The idea for the study came from existing collaboration with the Platte Basin Timelapse project, a public/private partnership of the University of Nebraska, NET Television, and Michael Forsberg Photography, which has been collecting time-lapse images across the river system for the past three years.
Harner said changing technology has recently made these kinds of studies much cheaper and easier for researchers. Photos and videos are also more accessible for the general public than papers or graphs, Harner said, “being able show how the groundwater is pulsing and how these grasslands are essentially breathing … it just brings it to life in ways that are nearly impossible to visualize otherwise.”
Student interns helped classify more than 67,000 unique behaviors from tens of thousands of images collected last March and April. Wright said their initial findings show cranes tend to congregate in the wetter parts of the meadows, where they did more bathing and resting, compared to drier upland areas, where they mostly ate and moved around.
“I think we were surprised that there were these strong differences between the uplands and the sloughs — the water areas,” Wright said.

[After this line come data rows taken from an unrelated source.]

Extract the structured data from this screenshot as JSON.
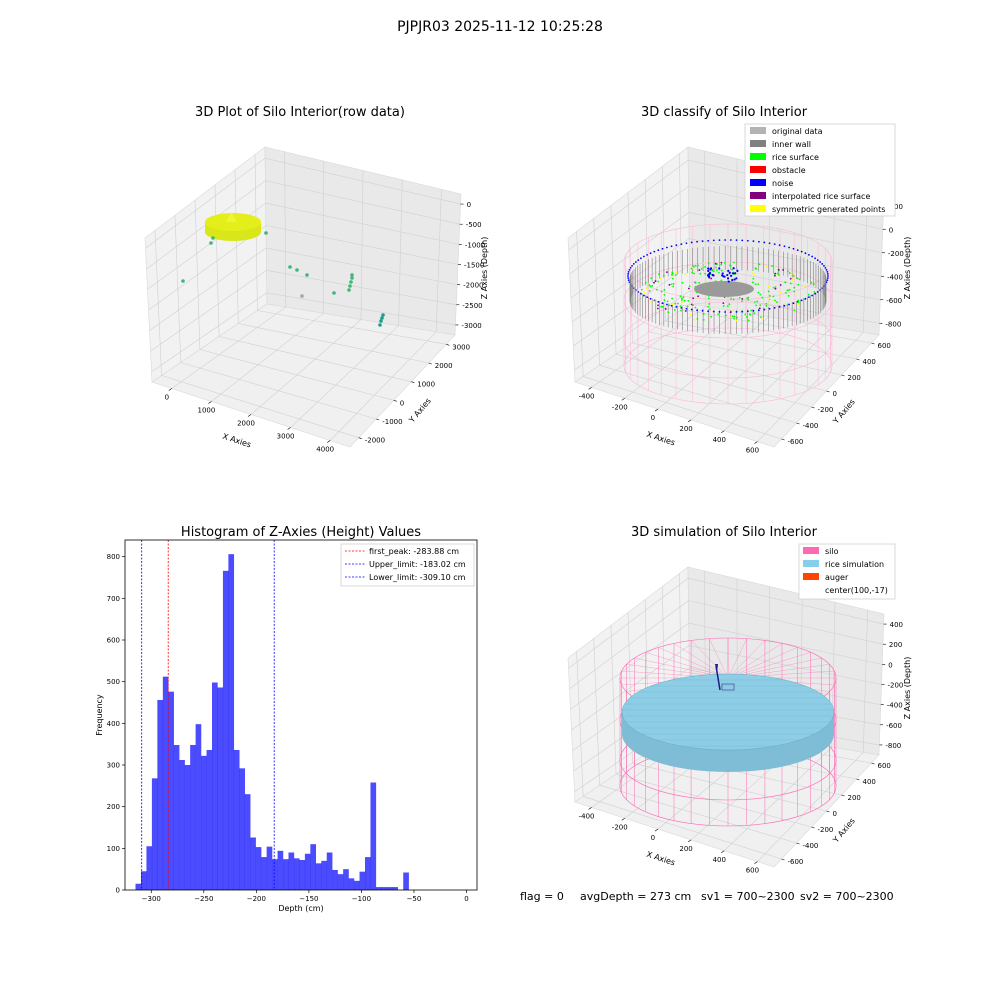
{
  "figure_title": "PJPJR03 2025-11-12 10:25:28",
  "status_line": {
    "flag": "flag = 0",
    "avg_depth": "avgDepth = 273 cm",
    "sv1": "sv1 = 700~2300",
    "sv2": "sv2 = 700~2300"
  },
  "chart_data": [
    {
      "type": "scatter",
      "projection": "3d",
      "title": "3D Plot of Silo Interior(row data)",
      "xlabel": "X Axies",
      "ylabel": "Y Axies",
      "zlabel": "Z Axies (Depth)",
      "x_ticks": [
        "0",
        "1000",
        "2000",
        "3000",
        "4000"
      ],
      "y_ticks": [
        "-2000",
        "-1000",
        "0",
        "1000",
        "2000",
        "3000"
      ],
      "z_ticks": [
        "0",
        "-500",
        "-1000",
        "-1500",
        "-2000",
        "-2500",
        "-3000"
      ],
      "colors": {
        "surface": "#e4ee1a",
        "points": "#3cb878"
      }
    },
    {
      "type": "scatter",
      "projection": "3d",
      "title": "3D classify of Silo Interior",
      "xlabel": "X Axies",
      "ylabel": "Y Axies",
      "zlabel": "Z Axies (Depth)",
      "x_ticks": [
        "-400",
        "-200",
        "0",
        "200",
        "400",
        "600"
      ],
      "y_ticks": [
        "-600",
        "-400",
        "-200",
        "0",
        "200",
        "400",
        "600"
      ],
      "z_ticks": [
        "200",
        "0",
        "-200",
        "-400",
        "-600",
        "-800"
      ],
      "legend": {
        "placement": "top-right",
        "entries": [
          {
            "label": "original data",
            "color": "#b3b3b3"
          },
          {
            "label": "inner wall",
            "color": "#808080"
          },
          {
            "label": "rice surface",
            "color": "#00ff00"
          },
          {
            "label": "obstacle",
            "color": "#ff0000"
          },
          {
            "label": "noise",
            "color": "#0000ff"
          },
          {
            "label": "interpolated rice surface",
            "color": "#800080"
          },
          {
            "label": "symmetric generated points",
            "color": "#ffff00"
          }
        ]
      }
    },
    {
      "type": "bar",
      "title": "Histogram of Z-Axies (Height) Values",
      "xlabel": "Depth (cm)",
      "ylabel": "Frequency",
      "xlim": [
        -325,
        10
      ],
      "ylim": [
        0,
        840
      ],
      "x_ticks": [
        -300,
        -250,
        -200,
        -150,
        -100,
        -50,
        0
      ],
      "y_ticks": [
        0,
        100,
        200,
        300,
        400,
        500,
        600,
        700,
        800
      ],
      "bin_start": -315,
      "bin_width": 5.2,
      "bar_color": "#0000ff",
      "values": [
        15,
        45,
        105,
        268,
        456,
        512,
        476,
        348,
        312,
        300,
        348,
        398,
        322,
        336,
        498,
        486,
        766,
        806,
        336,
        292,
        230,
        126,
        103,
        79,
        104,
        74,
        94,
        74,
        90,
        76,
        72,
        87,
        110,
        64,
        70,
        90,
        48,
        38,
        50,
        28,
        22,
        44,
        79,
        258,
        7,
        7,
        7,
        7,
        0,
        42
      ],
      "vlines": [
        {
          "label": "first_peak: -283.88 cm",
          "x": -283.88,
          "color": "#ff0000"
        },
        {
          "label": "Upper_limit: -183.02 cm",
          "x": -183.02,
          "color": "#0000ff"
        },
        {
          "label": "Lower_limit: -309.10 cm",
          "x": -309.1,
          "color": "#0000ff"
        }
      ],
      "legend": {
        "placement": "top-right"
      }
    },
    {
      "type": "scatter",
      "projection": "3d",
      "title": "3D simulation of Silo Interior",
      "xlabel": "X Axies",
      "ylabel": "Y Axies",
      "zlabel": "Z Axies (Depth)",
      "x_ticks": [
        "-400",
        "-200",
        "0",
        "200",
        "400",
        "600"
      ],
      "y_ticks": [
        "-600",
        "-400",
        "-200",
        "0",
        "200",
        "400",
        "600"
      ],
      "z_ticks": [
        "400",
        "200",
        "0",
        "-200",
        "-400",
        "-600",
        "-800"
      ],
      "legend": {
        "placement": "top-right",
        "entries": [
          {
            "label": "silo",
            "color": "#ff69b4"
          },
          {
            "label": "rice simulation",
            "color": "#87ceeb"
          },
          {
            "label": "auger",
            "color": "#ff4500"
          },
          {
            "label": "center(100,-17)",
            "color": "none"
          }
        ]
      }
    }
  ]
}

Camera data also offered rare glimpses of birds spending the night in the meadows rather than returning to the river as they normally do. Wright said that this spring the Crane Trust will use the cameras to study nighttime behavior of cranes on the river.
“We don’t know what the birds are necessarily doing. We know they stay on the river. But to be able to have a camera right there on the roost and see those birds throughout the night… We’ll be able to see their activity pattern through the night,” Wright said.